With those easy-peasy parameters, ANY SUGGESTIONS?

Once Upon A Time

Hey, remember when I called myself a writer? I don’t.

The other day I got an email out of the blue from an old friend who was briefly my editor when I wrote for Creature Corner. Last time we talked, Will and I were shopping DOGS OF WAR. And oh my, a lot has changed since then. Like how we stopped writing screenplays. And we don’t write together lately (we did put together a comic book pitch a few months ago, but it didn’t go anywhere). And Will is writing novels. And I don’t write at all unless you count my column or this blog.

Not writing feels like this huge part of my identity has just been rubbed out.

Compounding the problem is the feeling of utter aloneness I’ve had lately. Friends have asked me to do non-playdate things with them exactly twice all year. Tim took me to a concert for my birthday, and Morgan took me to dinner when she was in town after Comic Con. And frankly, I don’t get asked on many kid dates either–but when people do ask me to do things, it’s in my capacity as a mom.

Everyone urges mothers to not lose their identity. But no one ever mentioned that my identity might be taken away. I feel that I am only thought of as a parent by most of the people I interact with. Will pointed out that most of the people I know now didn’t know me before. Which is depressing as all hell because that means they didn’t know me when I was skinny. Yes, that is incredibly shallow of me. No, I am–sadly–not really joking.

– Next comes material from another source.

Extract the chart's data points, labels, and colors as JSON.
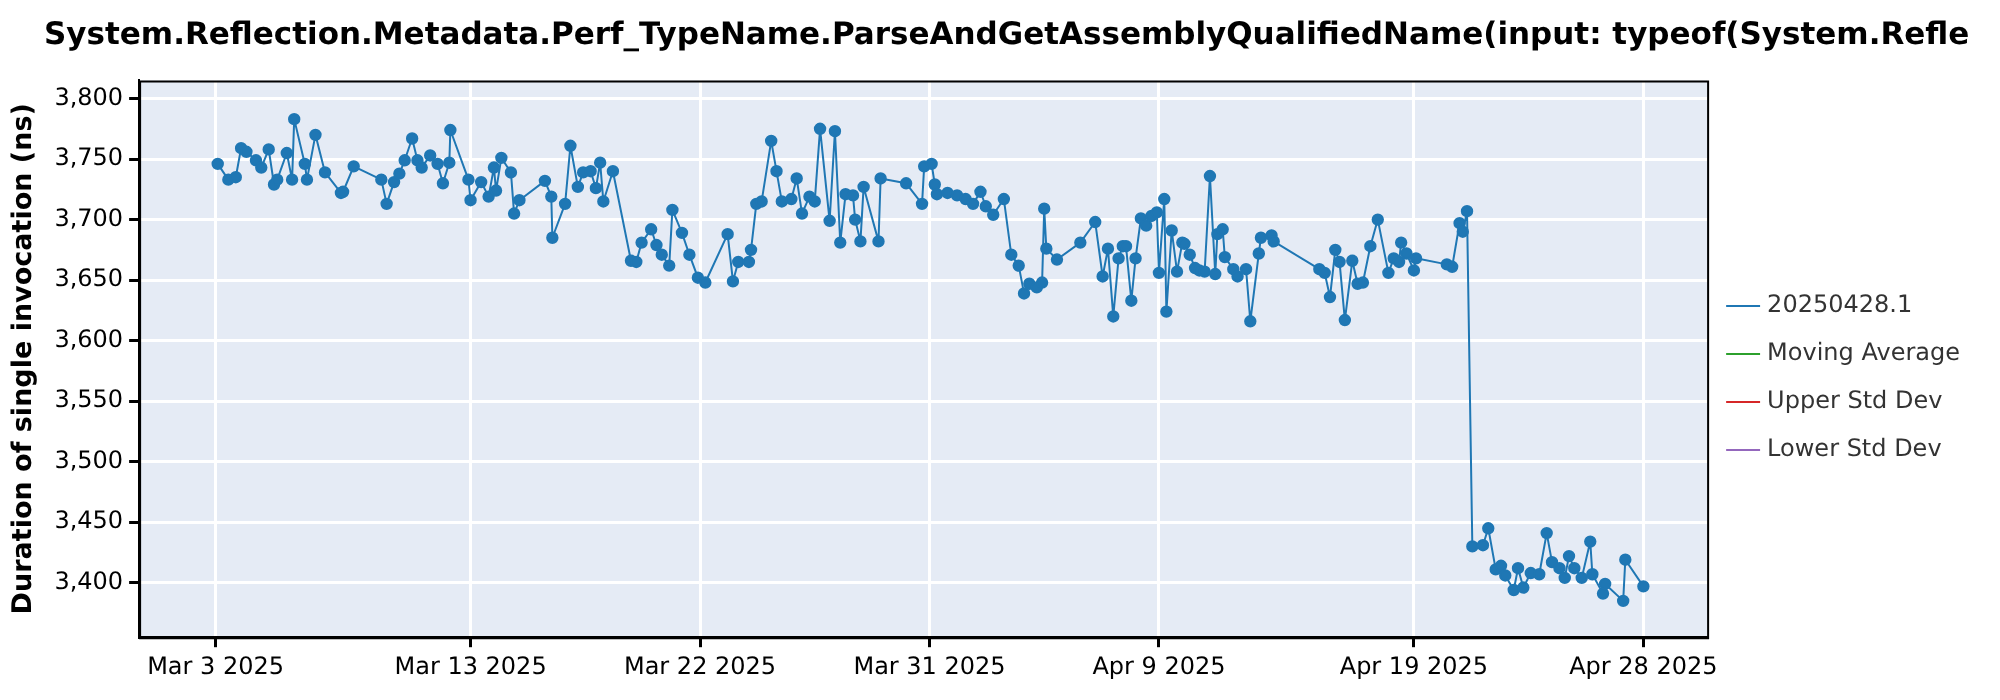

(Incidentally, I immediately emailed a friend who is also a mother and asked her out for a no-kids cocktail. It was wonderful.)

So I got this email from Dave, who knew me when I was skinny and not a mother and still writing. And he asked what I’m up to. And I told him, and he was shocked. Mostly by the fact that I write knitting patterns. And I’m not in any way ashamed of that–I seriously love designing–but it’s such a wholly different identity than the one I had just four or five years ago, and I’m not sure how it happened.

I like what I’m doing now, but I don’t like not writing. I know this is just an extension of the whole not having enough time thing. You know, that thing.

But I need to find time.

How do I do that? Other than putting the kids in school/care, which I won’t do.